Put and Take is not a swift game, and this partly comes down to our variety of spinner. Some of them have a Put All side instead of an All Put, and Put All is pretty much a headshot in a game like this. With our spinner, though, we are locked in a game in which you are relatively likely to gain a lot of toothpicks in a single round, but you will at most lose two, which means that when someone starts to slide in their fortunes it takes a very long time for them to actually crash out.

My wife invents some terminology for the game, "to keep things fresh." Getting a Take All just after the pot has been claimed by someone else is an "Empty Nest". A perfect spin - one that seems to be in no danger of actually stopping - is called a Frozen. My wife's stepdad talks about how his own father used to play Put and Take in the Second World War, gambling for Woodbines. He's still showboating - dropping the spinner onto the table from a height, playing it upside down - but he's started to lose toothpicks, and eventually - a long time off - my wife's grandfather will be victorious.

That war thing: this is a game that seems to carry the mark of war on it, and not just because it's made of brass and looks a bit like something you might lob at an enemy.
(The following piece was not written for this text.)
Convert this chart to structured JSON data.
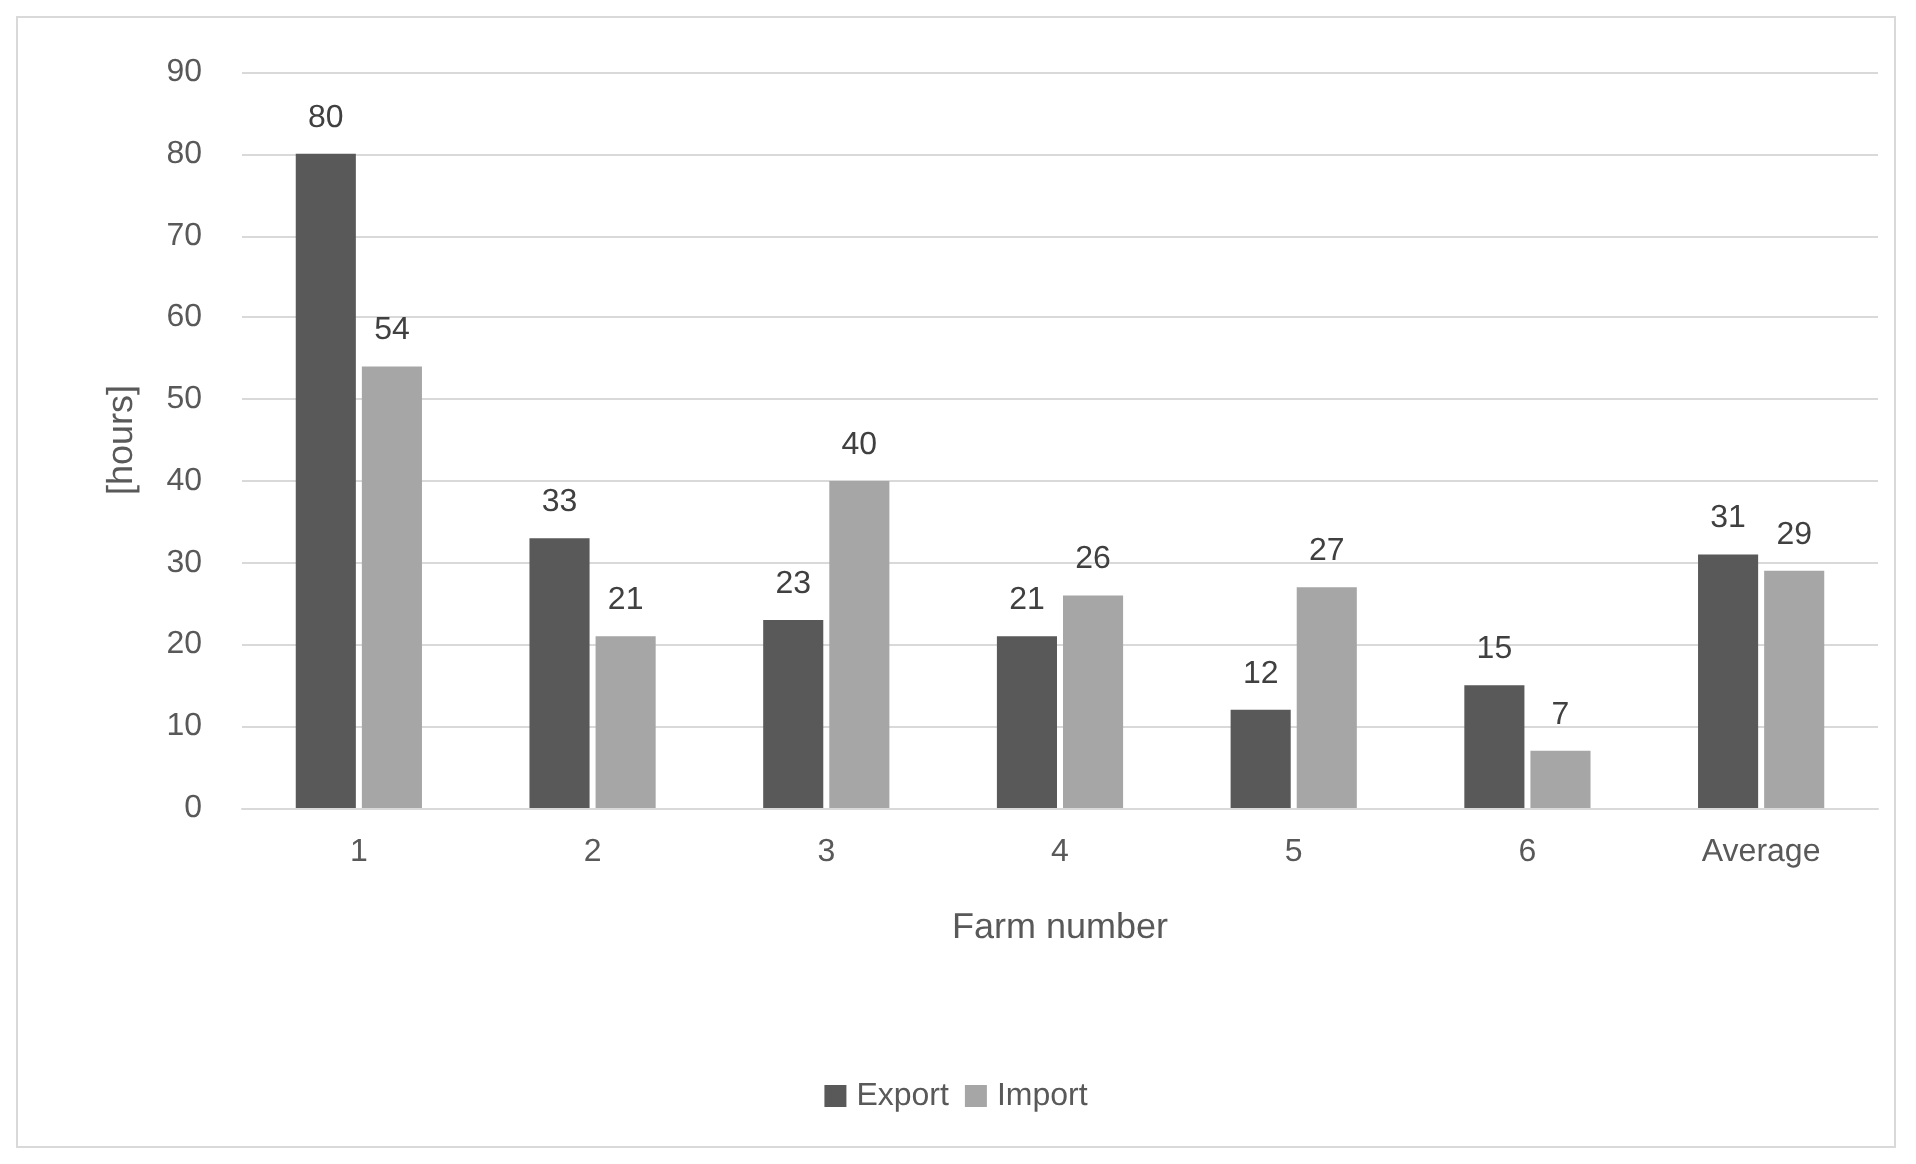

When I think of the big wars of the 20th century, rightly or wrongly I think of terror and violence but also waiting, periods of interminable, stressful, torturous waiting. Waiting to get orders. Waiting for the next bombing run. Waiting to go over the top. War literature - Catch-22, Journey's End - is alive to this, to the two distinct pulse-rates of armed conflict, to the lumpiness of time when you're expected to try and understand that you might die at any moment, and horribly. Why wouldn't you play a game like this at a time like that?

And there is more, I think: Put and Take delights in offering a sort of playful glimpse at the randomness of things. There is no strategy here, no tactical edge you can get. You are at the mercy of fate, and fate is a dawdling kind of thing a lot of the time. This is a game that you can play with anyone as long as they have cigarettes or toothpicks or matches to stump up and time to kill. That's it, really - it is a game for killing time, and a surprisingly great one.